I should add that I’ve known *of* this paper for a while, because it’s cited in a handful of reviews. However, the way it gets cited makes it sound like a case report, not a 14,000 sample serology cohort study


25/21

Just realized I said “why wasn’t this public knowledge?” when I meant to say “why wasn’t this COMMON knowledge?”

Not trying to imply that it was *hidden*, just *inadequately communicated*


26/21

This isn't exactly about the results, but is just really funny to me: I don't think this paper was written SPECIFICALLY because they had an interest in OC43.

I think they wrote this paper to (correctly) prove a point about other people's shitty methods 🤣


27/21

tl;dr 1:


28/21

tl;dr 2:


29/21

tl;dr 3:


30/21

tl;dr 4:


31/21 There's a valid point a couple people raised that I kinda just forgot to address! Additional context worth knowing:

In covid, immune dysfunction has been found across MILD, MODERATE, and SEVERE acute infections, for at least 6-12 months afterward.


32/21 And a paper published last month found that covid is attacking, well, just a whole bunch of different immune cells in people with Long Covid:


33/21 I have no idea what inference to draw from the combination of those papers. Each on its own is BAD.

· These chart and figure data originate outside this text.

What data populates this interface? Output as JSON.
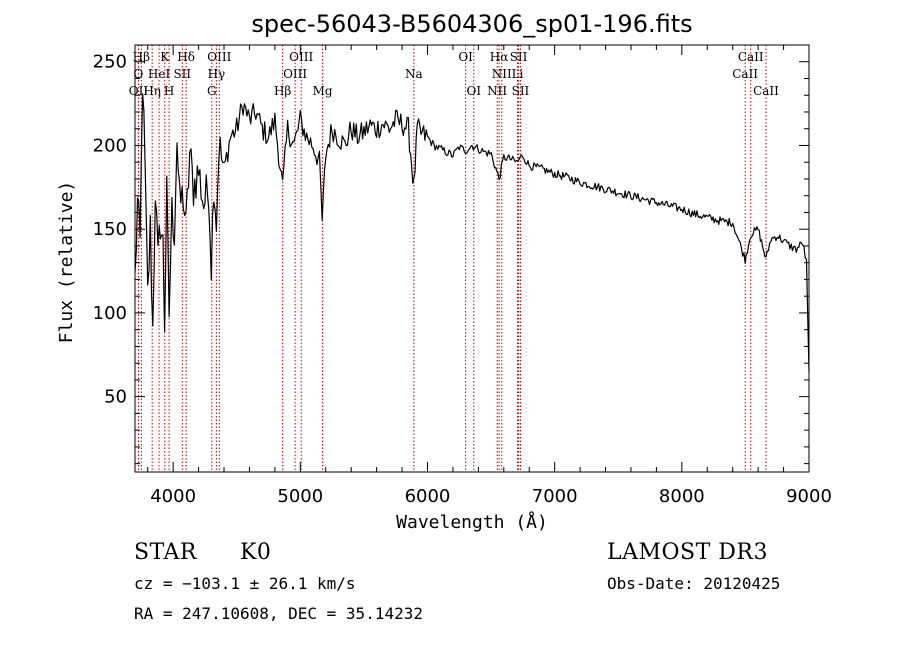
{
  "chart_data": {
    "type": "line",
    "title": "spec-56043-B5604306_sp01-196.fits",
    "xlabel": "Wavelength (Å)",
    "ylabel": "Flux (relative)",
    "xlim": [
      3700,
      9000
    ],
    "ylim": [
      5,
      260
    ],
    "xticks": [
      4000,
      5000,
      6000,
      7000,
      8000,
      9000
    ],
    "yticks": [
      50,
      100,
      150,
      200,
      250
    ],
    "series": [
      {
        "name": "spectrum",
        "x": [
          3700,
          3720,
          3740,
          3760,
          3780,
          3800,
          3820,
          3840,
          3860,
          3880,
          3900,
          3920,
          3933,
          3950,
          3968,
          3990,
          4010,
          4030,
          4050,
          4080,
          4101,
          4130,
          4160,
          4200,
          4240,
          4280,
          4300,
          4320,
          4340,
          4360,
          4400,
          4450,
          4500,
          4550,
          4600,
          4650,
          4700,
          4750,
          4800,
          4861,
          4900,
          4950,
          5000,
          5050,
          5100,
          5150,
          5172,
          5200,
          5250,
          5300,
          5350,
          5400,
          5450,
          5500,
          5550,
          5600,
          5650,
          5700,
          5750,
          5800,
          5850,
          5893,
          5920,
          5950,
          6000,
          6050,
          6100,
          6150,
          6200,
          6250,
          6300,
          6350,
          6400,
          6450,
          6500,
          6563,
          6600,
          6650,
          6700,
          6750,
          6800,
          6900,
          7000,
          7100,
          7200,
          7300,
          7400,
          7500,
          7600,
          7700,
          7800,
          7900,
          8000,
          8100,
          8200,
          8300,
          8400,
          8498,
          8542,
          8600,
          8662,
          8700,
          8750,
          8800,
          8850,
          8900,
          8950,
          8980,
          9000
        ],
        "values": [
          120,
          165,
          140,
          240,
          180,
          110,
          150,
          90,
          175,
          130,
          155,
          140,
          95,
          170,
          100,
          160,
          150,
          205,
          165,
          170,
          150,
          195,
          175,
          185,
          165,
          175,
          130,
          180,
          155,
          200,
          185,
          205,
          210,
          225,
          215,
          220,
          210,
          205,
          215,
          175,
          210,
          200,
          215,
          205,
          200,
          190,
          155,
          195,
          210,
          205,
          200,
          210,
          205,
          208,
          212,
          210,
          213,
          210,
          215,
          213,
          210,
          175,
          210,
          207,
          205,
          200,
          198,
          196,
          194,
          199,
          197,
          200,
          198,
          196,
          195,
          180,
          193,
          192,
          190,
          194,
          188,
          186,
          183,
          181,
          178,
          176,
          174,
          172,
          170,
          168,
          166,
          164,
          162,
          159,
          157,
          155,
          154,
          132,
          147,
          150,
          132,
          144,
          146,
          143,
          140,
          138,
          142,
          130,
          65
        ]
      }
    ],
    "lines": [
      {
        "name": "Hβ",
        "wave": 3750,
        "row": 0
      },
      {
        "name": "K",
        "wave": 3934,
        "row": 0
      },
      {
        "name": "Hδ",
        "wave": 4102,
        "row": 0
      },
      {
        "name": "OIII",
        "wave": 4363,
        "row": 0
      },
      {
        "name": "OIII",
        "wave": 5007,
        "row": 0
      },
      {
        "name": "OI",
        "wave": 6300,
        "row": 0
      },
      {
        "name": "Hα",
        "wave": 6563,
        "row": 0
      },
      {
        "name": "SII",
        "wave": 6716,
        "row": 0
      },
      {
        "name": "CaII",
        "wave": 8542,
        "row": 0
      },
      {
        "name": "O",
        "wave": 3727,
        "row": 1
      },
      {
        "name": "HeI",
        "wave": 3889,
        "row": 1
      },
      {
        "name": "SII",
        "wave": 4072,
        "row": 1
      },
      {
        "name": "Hγ",
        "wave": 4340,
        "row": 1
      },
      {
        "name": "OIII",
        "wave": 4959,
        "row": 1
      },
      {
        "name": "Na",
        "wave": 5893,
        "row": 1
      },
      {
        "name": "NII",
        "wave": 6584,
        "row": 1
      },
      {
        "name": "Li",
        "wave": 6708,
        "row": 1
      },
      {
        "name": "CaII",
        "wave": 8498,
        "row": 1
      },
      {
        "name": "OII",
        "wave": 3727,
        "row": 2
      },
      {
        "name": "Hη",
        "wave": 3835,
        "row": 2
      },
      {
        "name": "H",
        "wave": 3968,
        "row": 2
      },
      {
        "name": "G",
        "wave": 4304,
        "row": 2
      },
      {
        "name": "Hβ",
        "wave": 4861,
        "row": 2
      },
      {
        "name": "Mg",
        "wave": 5175,
        "row": 2
      },
      {
        "name": "OI",
        "wave": 6364,
        "row": 2
      },
      {
        "name": "NII",
        "wave": 6548,
        "row": 2
      },
      {
        "name": "SII",
        "wave": 6731,
        "row": 2
      },
      {
        "name": "CaII",
        "wave": 8662,
        "row": 2
      }
    ]
  },
  "info": {
    "object_class": "STAR",
    "subclass": "K0",
    "survey": "LAMOST DR3",
    "cz": "cz = −103.1 ± 26.1 km/s",
    "obs_date": "Obs-Date: 20120425",
    "coords": "RA = 247.10608, DEC =  35.14232"
  },
  "colors": {
    "line_marker": "#cc0000",
    "spectrum": "#000000"
  }
}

But considering SARS-CoV-2 can:
- Can get stuck in our brains
- Fuse our brain cells together
- It shrinks brains even in MILD cases

coronaviruses are tricky little shits.


34/21 Which is why I wear an N95 mask or better (also known as a "filtering facepiece respirator") in shared air, because you filter pathogens out of the air you're inhaling, you can't be infected by them!

I haven't been sick in 3 years, 8 months to the day! It's great!